Are you sure you need a notebook, or will a cheaper netbook work better?
BEFORE buying a laptop, most of us have grand plans about what we want to do with it — maybe, write a book, shoot a video and edit it into a movie, bring home spreadsheets from work and reduce your burden in office. But once we get hold of a laptop, all the plans die an easy death and we end up using it for surfing the Net, watching movies and playing games. It could be a couple of years before you realise that some of the programmes, and even the DVD writer, are still in mint condition.
Actually, what most of us need is a much-cheaper netbook and not a full-fledged notebook. Something that lets you connect to the Net seamlessly, lets you listen to music and watch movies, play games, write new posts for your blog and do other light-weight stuff, all things you can do without lugging around a laptop that weighs nearly 2 kg.
In fact, netbooks these days have become more Net savvy. Companies have started realising the key requirements of their users and clustering them together, pushing the other, boring or underused functions and applications behind the scenes. Here is a look at two netbooks that have evolved for the better.
The Lenovo S10-3s: S10 IdeaPads have been Lenovo’s netbook workhorse for a few years now, but the third generation likes to flaunt what it likes to do best. In fact, just beside the 10.1" LED backlit screen is the Quick Start (QS) button which takes you to online in under 20 seconds —yes, I timed it. The screen that pops up is not the Windows 7 on which the 3s works, but Lenovo’s proprietary Quick Start application which looks a bit like the desktop of the Mac OSx. Below it is a bar that links to applications most-used like Facebook, Orkut, Flickr, Gmail and Skype. You can add or remove the apps from the collection provided, or get your own if you know the URL.
To go online on this mode, you will need a Wi-Fi, LAN, DSL connection—I had trouble getting it to work on the Tata Photon. You can always use data cards by switching over to the Windows OS. But on Wi-Fi – you can always plug in your data card into a router – the QS mode works like a dream.
Even without the QS, the S10-3s is a good netbook, certainly the most stylish in this price range. It is a tad smaller than regular netbooks and weighs just 1.1 kg with the 3-cell battery. It comes with an Intel Atom N450 processor, up to 2GB DDR2 memory, 240 GB storage, three USB ports and a 5-in-1 card reader. The all-white full-size keyboard is among the best I have seen in a non-Mac laptop and has an ease-of-use factor only people who spend over 10 hours a day in front of computers will be able to describe. The S10-3s has built-in protection against drops and falls as well as a one-touch backup button.
To make space for the keyboard, the speakers have been pushed under the body, which muffles the sounds to a great extent.

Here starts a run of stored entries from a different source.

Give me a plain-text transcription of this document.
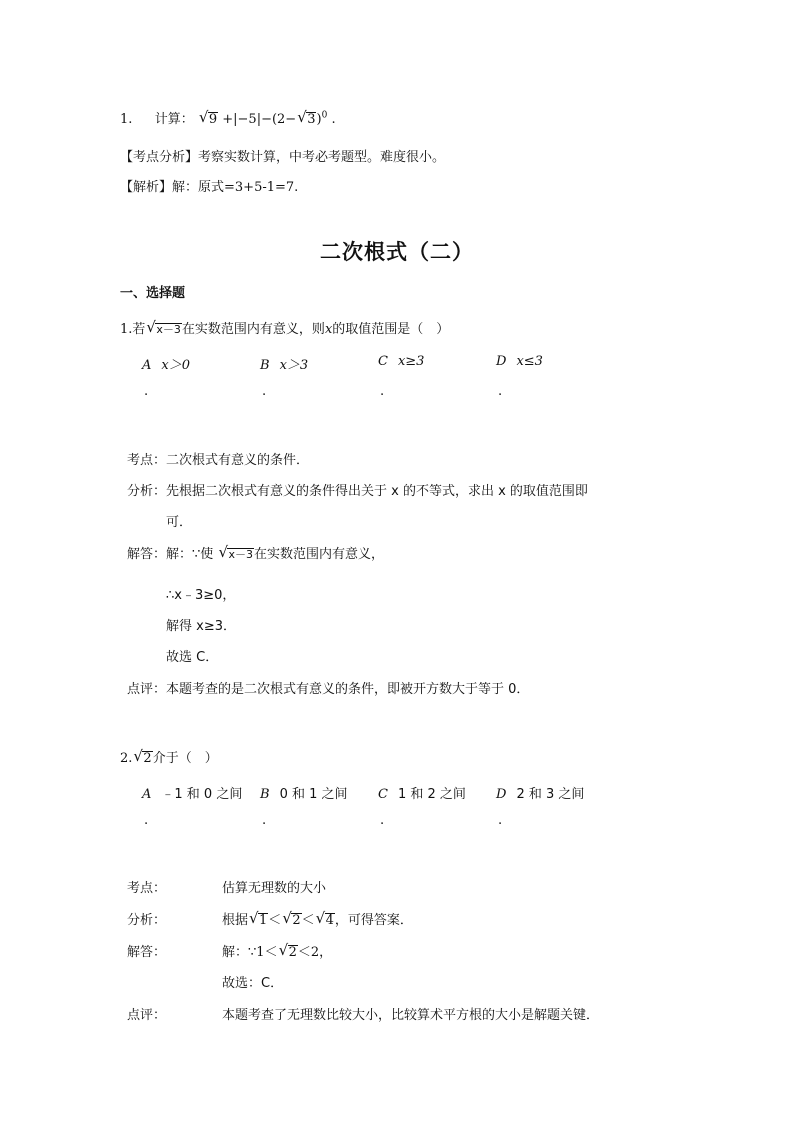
1. 计算： √ 9 +|−5|−(2− √ 3)$^0$ .
【考点分析】考察实数计算，中考必考题型。难度很小。
【解析】解：原式=3+5-1=7.
二次根式（二）
一、选择题
1.若 √ x－3在实数范围内有意义，则x的取值范围是（　）
A x＞0	B x＞3	C x≥3	D x≤3
.	.	.	.
考点：二次根式有意义的条件．
分析：先根据二次根式有意义的条件得出关于 x 的不等式，求出 x 的取值范围即
可．
解答：解：∵使 √ x－3在实数范围内有意义，
∴x﹣3≥0，
解得 x≥3．
故选 C．
点评：本题考查的是二次根式有意义的条件，即被开方数大于等于 0．
2. √ 2介于（　）
A ﹣1 和 0 之间 B 0 和 1 之间 C 1 和 2 之间 D 2 和 3 之间
.	.	.	.
考点：	估算无理数的大小
分析：	根据 √ 1＜ √ 2＜ √ 4，可得答案．
解答：	解：∵1＜ √ 2＜2，
故选：C．
点评：	本题考查了无理数比较大小，比较算术平方根的大小是解题关键．
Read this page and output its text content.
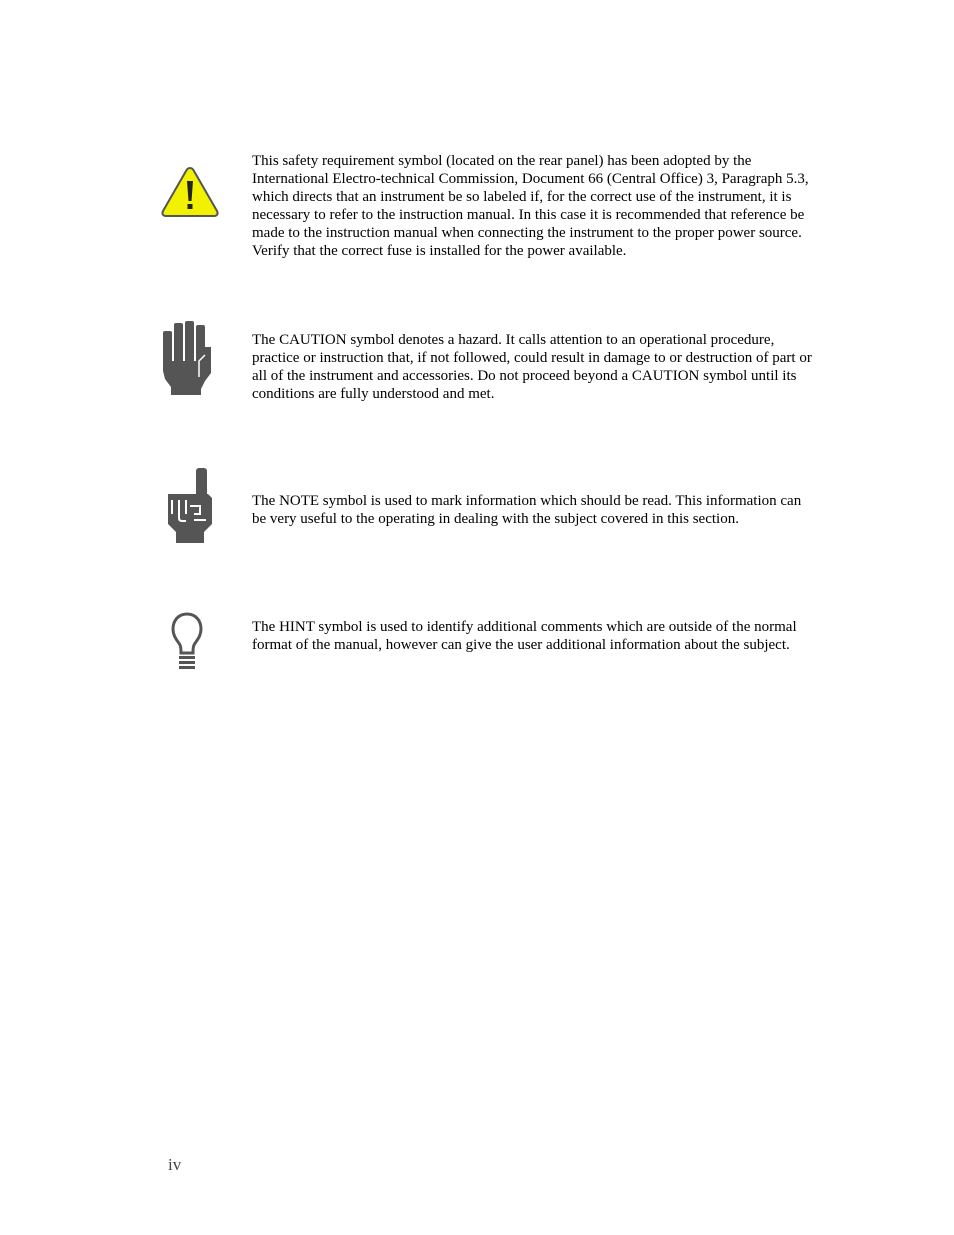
This safety requirement symbol (located on the rear panel) has been adopted by the International Electro-technical Commission, Document 66 (Central Office) 3, Paragraph 5.3, which directs that an instrument be so labeled if, for the correct use of the instrument, it is necessary to refer to the instruction manual. In this case it is recommended that reference be made to the instruction manual when connecting the instrument to the proper power source. Verify that the correct fuse is installed for the power available.

The CAUTION symbol denotes a hazard. It calls attention to an operational procedure, practice or instruction that, if not followed, could result in damage to or destruction of part or all of the instrument and accessories. Do not proceed beyond a CAUTION symbol until its conditions are fully understood and met.

The NOTE symbol is used to mark information which should be read. This information can be very useful to the operating in dealing with the subject covered in this section.

The HINT symbol is used to identify additional comments which are outside of the normal format of the manual, however can give the user additional information about the subject.

iv
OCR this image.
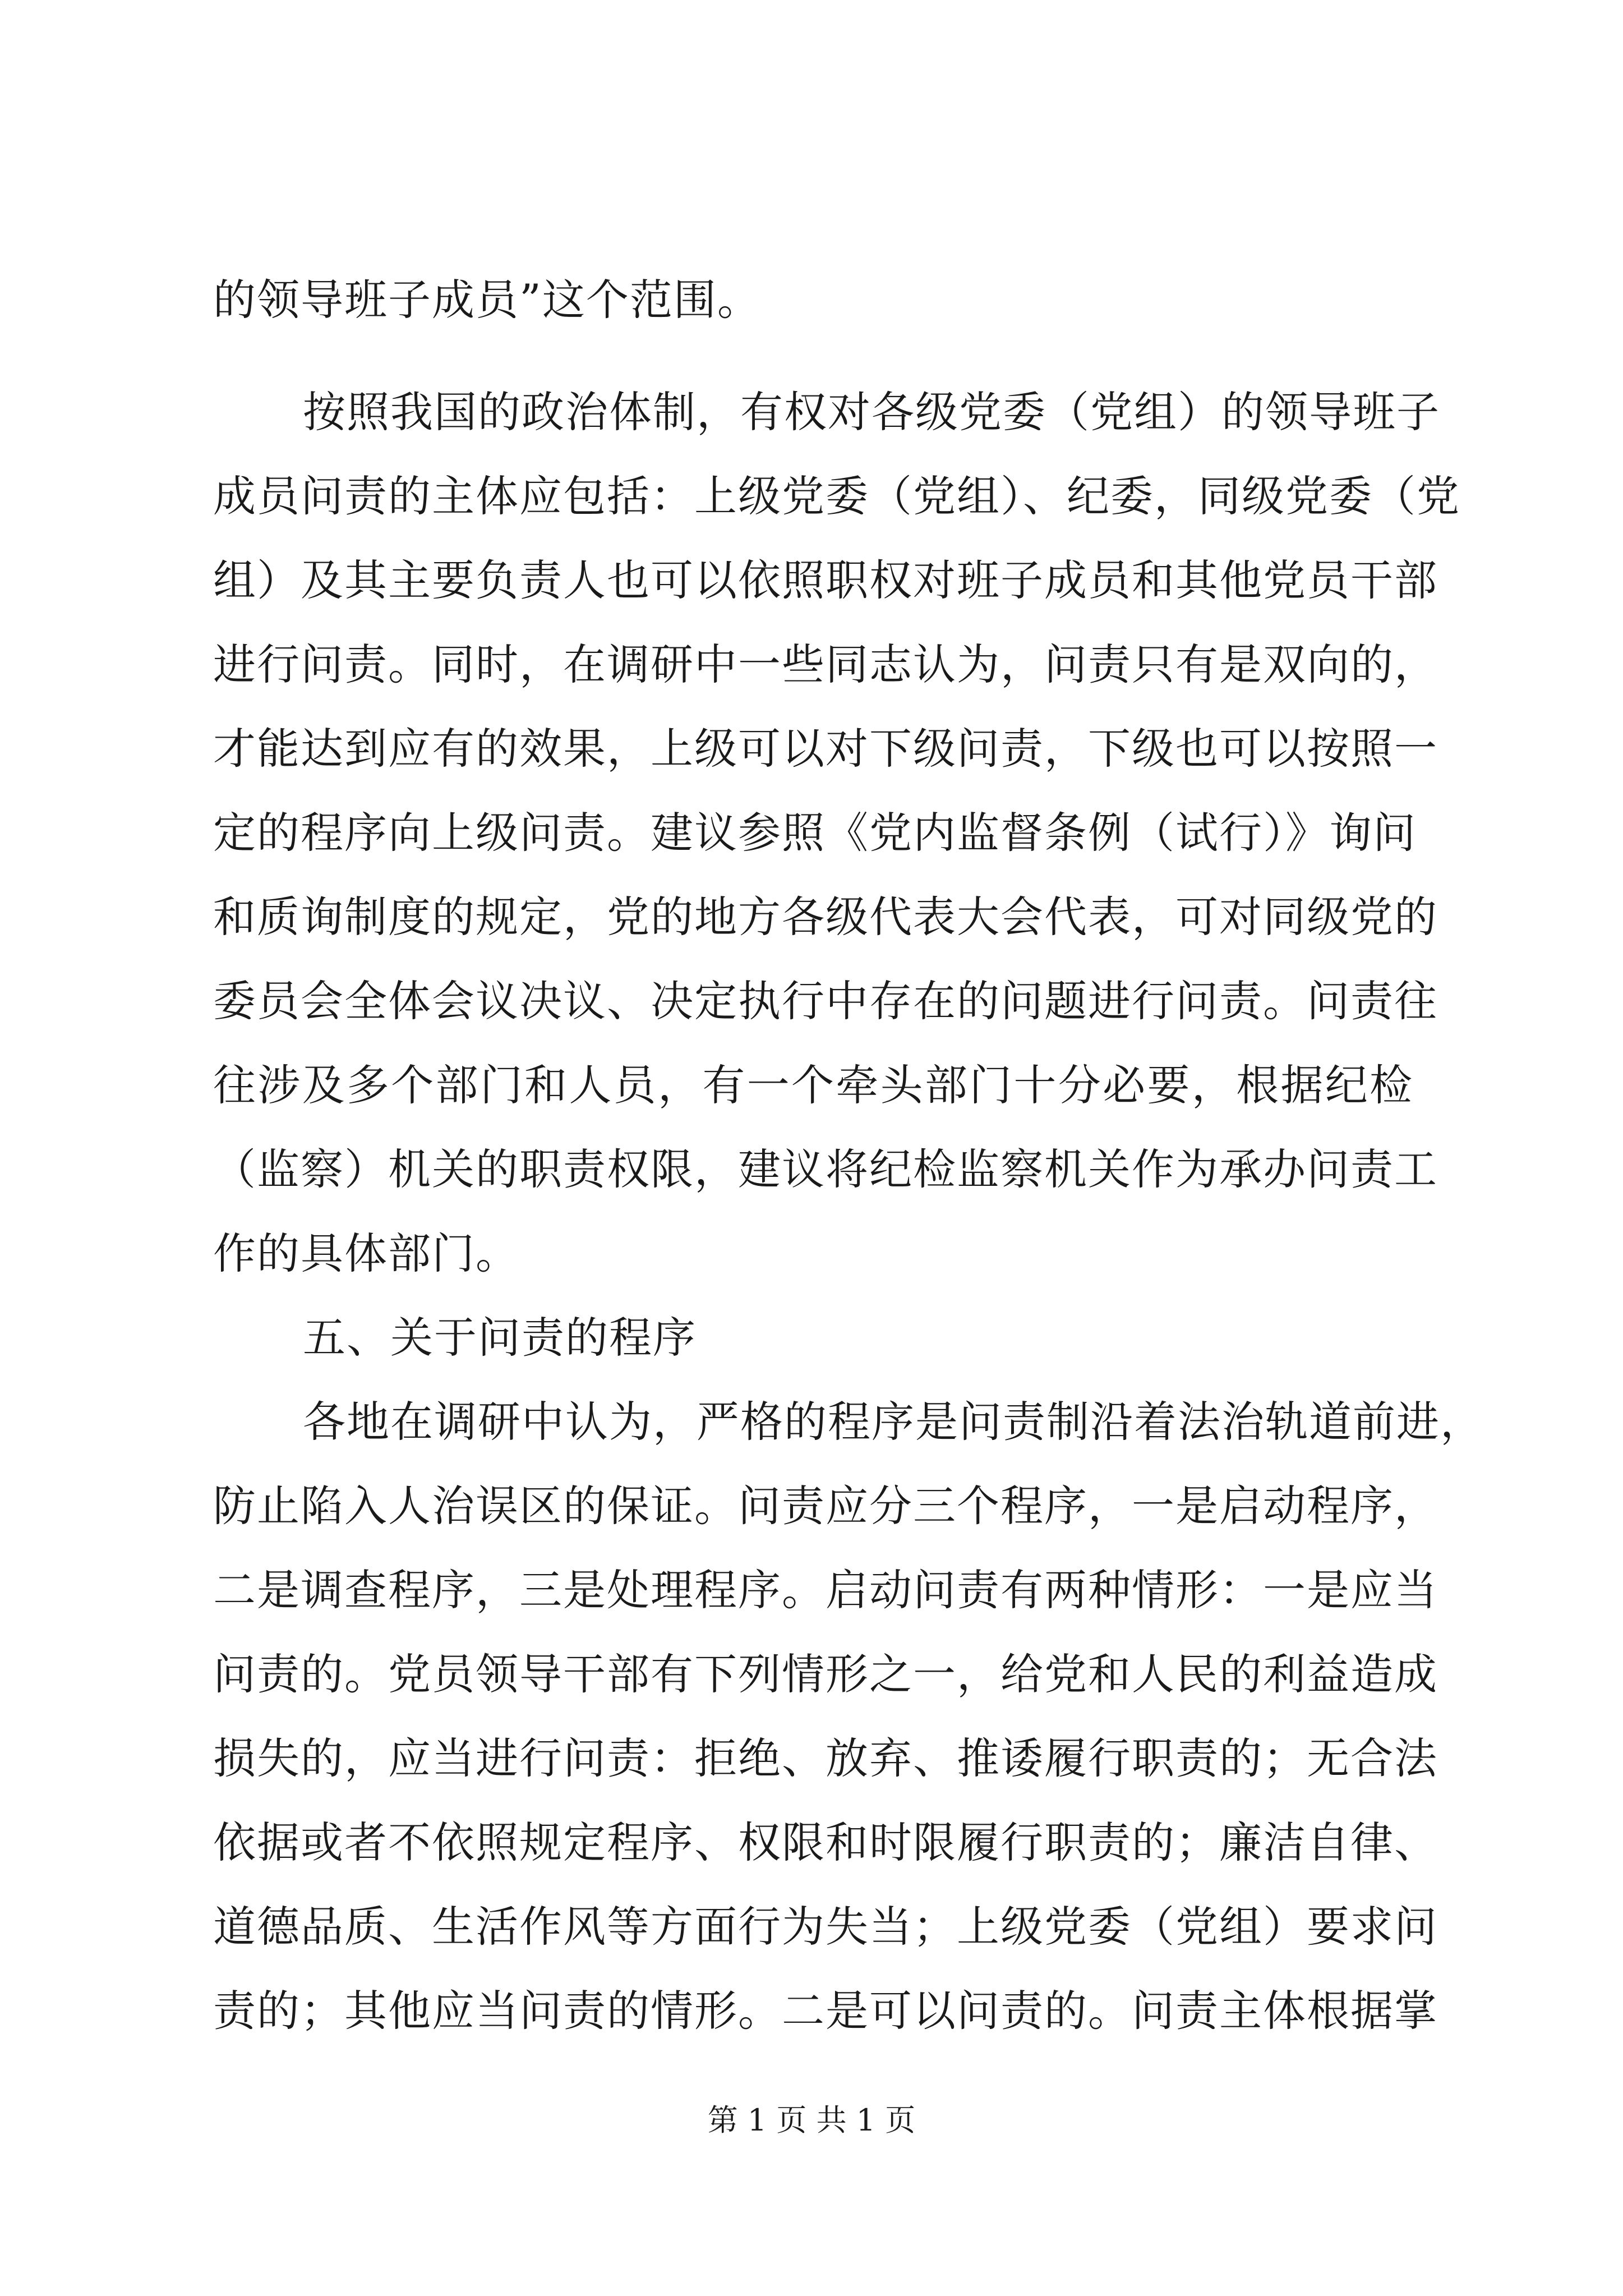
的领导班子成员”这个范围。
按照我国的政治体制，有权对各级党委（党组）的领导班子
成员问责的主体应包括：上级党委（党组）、纪委，同级党委（党
组）及其主要负责人也可以依照职权对班子成员和其他党员干部
进行问责。同时，在调研中一些同志认为，问责只有是双向的，
才能达到应有的效果，上级可以对下级问责，下级也可以按照一
定的程序向上级问责。建议参照《党内监督条例（试行）》询问
和质询制度的规定，党的地方各级代表大会代表，可对同级党的
委员会全体会议决议、决定执行中存在的问题进行问责。问责往
往涉及多个部门和人员，有一个牵头部门十分必要，根据纪检
（监察）机关的职责权限，建议将纪检监察机关作为承办问责工
作的具体部门。
五、关于问责的程序
各地在调研中认为，严格的程序是问责制沿着法治轨道前进，
防止陷入人治误区的保证。问责应分三个程序，一是启动程序，
二是调查程序，三是处理程序。启动问责有两种情形：一是应当
问责的。党员领导干部有下列情形之一，给党和人民的利益造成
损失的，应当进行问责：拒绝、放弃、推诿履行职责的；无合法
依据或者不依照规定程序、权限和时限履行职责的；廉洁自律、
道德品质、生活作风等方面行为失当；上级党委（党组）要求问
责的；其他应当问责的情形。二是可以问责的。问责主体根据掌
第 1 页 共 1 页
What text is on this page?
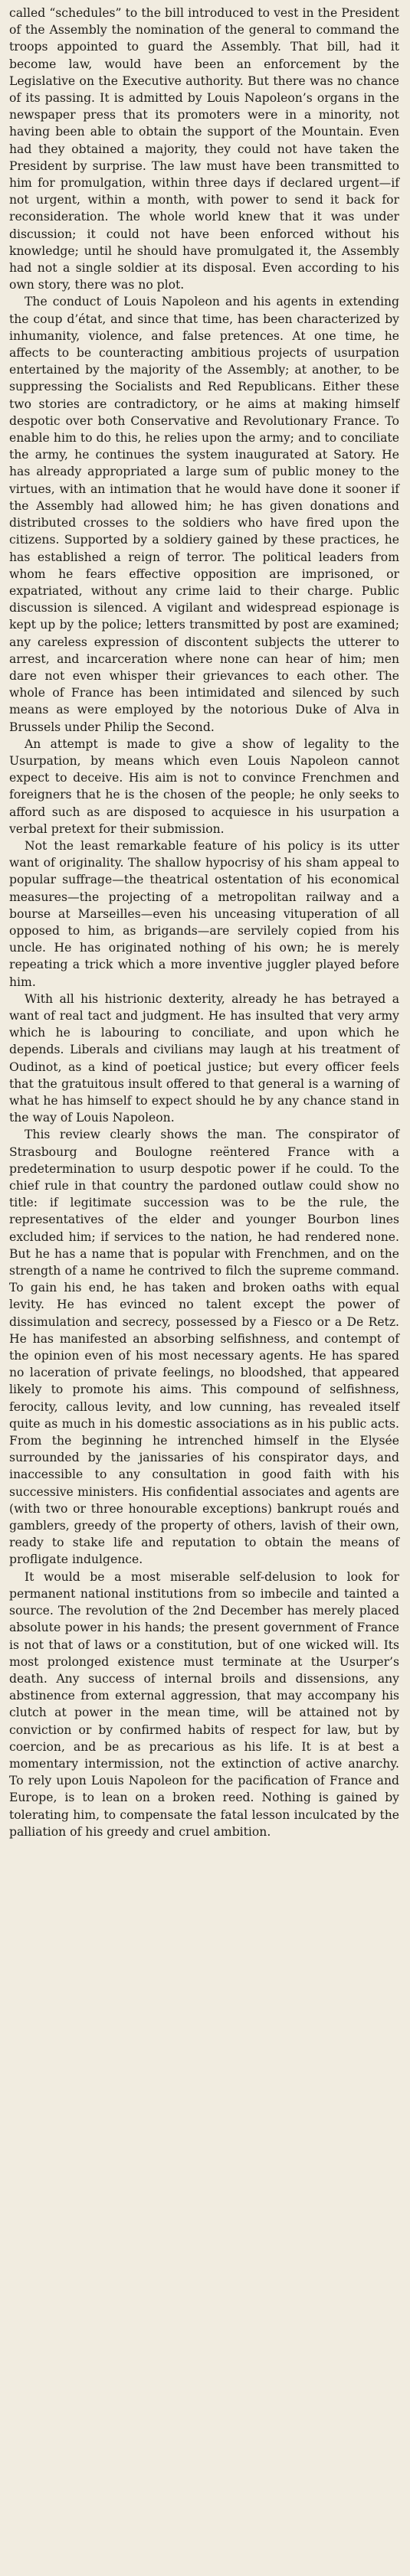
called “schedules” to the bill introduced to vest in the President of the Assembly the nomination of the general to command the troops appointed to guard the Assembly. That bill, had it become law, would have been an enforcement by the Legislative on the Executive authority. But there was no chance of its passing. It is admitted by Louis Napoleon’s organs in the newspaper press that its promoters were in a minority, not having been able to obtain the support of the Mountain. Even had they obtained a majority, they could not have taken the President by surprise. The law must have been transmitted to him for promulgation, within three days if declared urgent—if not urgent, within a month, with power to send it back for reconsideration. The whole world knew that it was under discussion; it could not have been enforced without his knowledge; until he should have promulgated it, the Assembly had not a single soldier at its disposal. Even according to his own story, there was no plot.

The conduct of Louis Napoleon and his agents in extending the coup d’état, and since that time, has been characterized by inhumanity, violence, and false pretences. At one time, he affects to be counteracting ambitious projects of usurpation entertained by the majority of the Assembly; at another, to be suppressing the Socialists and Red Republicans. Either these two stories are contradictory, or he aims at making himself despotic over both Conservative and Revolutionary France. To enable him to do this, he relies upon the army; and to conciliate the army, he continues the system inaugurated at Satory. He has already appropriated a large sum of public money to the virtues, with an intimation that he would have done it sooner if the Assembly had allowed him; he has given donations and distributed crosses to the soldiers who have fired upon the citizens. Supported by a soldiery gained by these practices, he has established a reign of terror. The political leaders from whom he fears effective opposition are imprisoned, or expatriated, without any crime laid to their charge. Public discussion is silenced. A vigilant and widespread espionage is kept up by the police; letters transmitted by post are examined; any careless expression of discontent subjects the utterer to arrest, and incarceration where none can hear of him; men dare not even whisper their grievances to each other. The whole of France has been intimidated and silenced by such means as were employed by the notorious Duke of Alva in Brussels under Philip the Second.

An attempt is made to give a show of legality to the Usurpation, by means which even Louis Napoleon cannot expect to deceive. His aim is not to convince Frenchmen and foreigners that he is the chosen of the people; he only seeks to afford such as are disposed to acquiesce in his usurpation a verbal pretext for their submission.

Not the least remarkable feature of his policy is its utter want of originality. The shallow hypocrisy of his sham appeal to popular suffrage—the theatrical ostentation of his economical measures—the projecting of a metropolitan railway and a bourse at Marseilles—even his unceasing vituperation of all opposed to him, as brigands—are servilely copied from his uncle. He has originated nothing of his own; he is merely repeating a trick which a more inventive juggler played before him.

With all his histrionic dexterity, already he has betrayed a want of real tact and judgment. He has insulted that very army which he is labouring to conciliate, and upon which he depends. Liberals and civilians may laugh at his treatment of Oudinot, as a kind of poetical justice; but every officer feels that the gratuitous insult offered to that general is a warning of what he has himself to expect should he by any chance stand in the way of Louis Napoleon.

This review clearly shows the man. The conspirator of Strasbourg and Boulogne reëntered France with a predetermination to usurp despotic power if he could. To the chief rule in that country the pardoned outlaw could show no title: if legitimate succession was to be the rule, the representatives of the elder and younger Bourbon lines excluded him; if services to the nation, he had rendered none. But he has a name that is popular with Frenchmen, and on the strength of a name he contrived to filch the supreme command. To gain his end, he has taken and broken oaths with equal levity. He has evinced no talent except the power of dissimulation and secrecy, possessed by a Fiesco or a De Retz. He has manifested an absorbing selfishness, and contempt of the opinion even of his most necessary agents. He has spared no laceration of private feelings, no bloodshed, that appeared likely to promote his aims. This compound of selfishness, ferocity, callous levity, and low cunning, has revealed itself quite as much in his domestic associations as in his public acts. From the beginning he intrenched himself in the Elysée surrounded by the janissaries of his conspirator days, and inaccessible to any consultation in good faith with his successive ministers. His confidential associates and agents are (with two or three honourable exceptions) bankrupt roués and gamblers, greedy of the property of others, lavish of their own, ready to stake life and reputation to obtain the means of profligate indulgence.

It would be a most miserable self-delusion to look for permanent national institutions from so imbecile and tainted a source. The revolution of the 2nd December has merely placed absolute power in his hands; the present government of France is not that of laws or a constitution, but of one wicked will. Its most prolonged existence must terminate at the Usurper’s death. Any success of internal broils and dissensions, any abstinence from external aggression, that may accompany his clutch at power in the mean time, will be attained not by conviction or by confirmed habits of respect for law, but by coercion, and be as precarious as his life. It is at best a momentary intermission, not the extinction of active anarchy. To rely upon Louis Napoleon for the pacification of France and Europe, is to lean on a broken reed. Nothing is gained by tolerating him, to compensate the fatal lesson inculcated by the palliation of his greedy and cruel ambition.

As the netbook has a Dolby headphone certification, it is better to buy a good pair of earmuffs along with it. The touchpad is cool, but not multi-touch, so you will have to adjust a bit if you are used to pinching and flipping on your larger notebook. But, what all do you need for Rs 19,625?
Samsung N210: The N210 is also a Windows 7-based netbook. Once you boot up the OS, there is the option of switching to the Hyperspace mode, ideal if you just want to surf the Net, and maybe jot down some notes. This mode fulfills most of your computing needs provided there is a Wi-Fi connection for it to play around with. The main page has tabs to your favourite websites and pages, shortcuts to Realplayer, a browser and even a very handy notepad. It also gives you one-touch access to your mail accounts and social networking sites as well as news applications. You can also change the layout of the page, and add or remove shortcuts as needed.
Inside is an Intel Atom N450 processor, 160 GB storage, and 1 GB DDR2 SDRAM. The N210 comes with a full-size all-black keyboard and a touchpad with separate left-right clicks. The speaker is among the best you will find in a netbook and gels well with the 10.1” display.
Though slightly on the heavier side at 1.34 kg, the N210 promises around 11 hours of juice. But there seems to be no one-touch access to the Hyperspace mode, which is actually a waste of a very good idea.
Then, the designers don’t seem to be all that good with buttons, for I had some serious trouble locating the main power button – good thing you only have to find it once. Overall a good buy for Rs 20,952.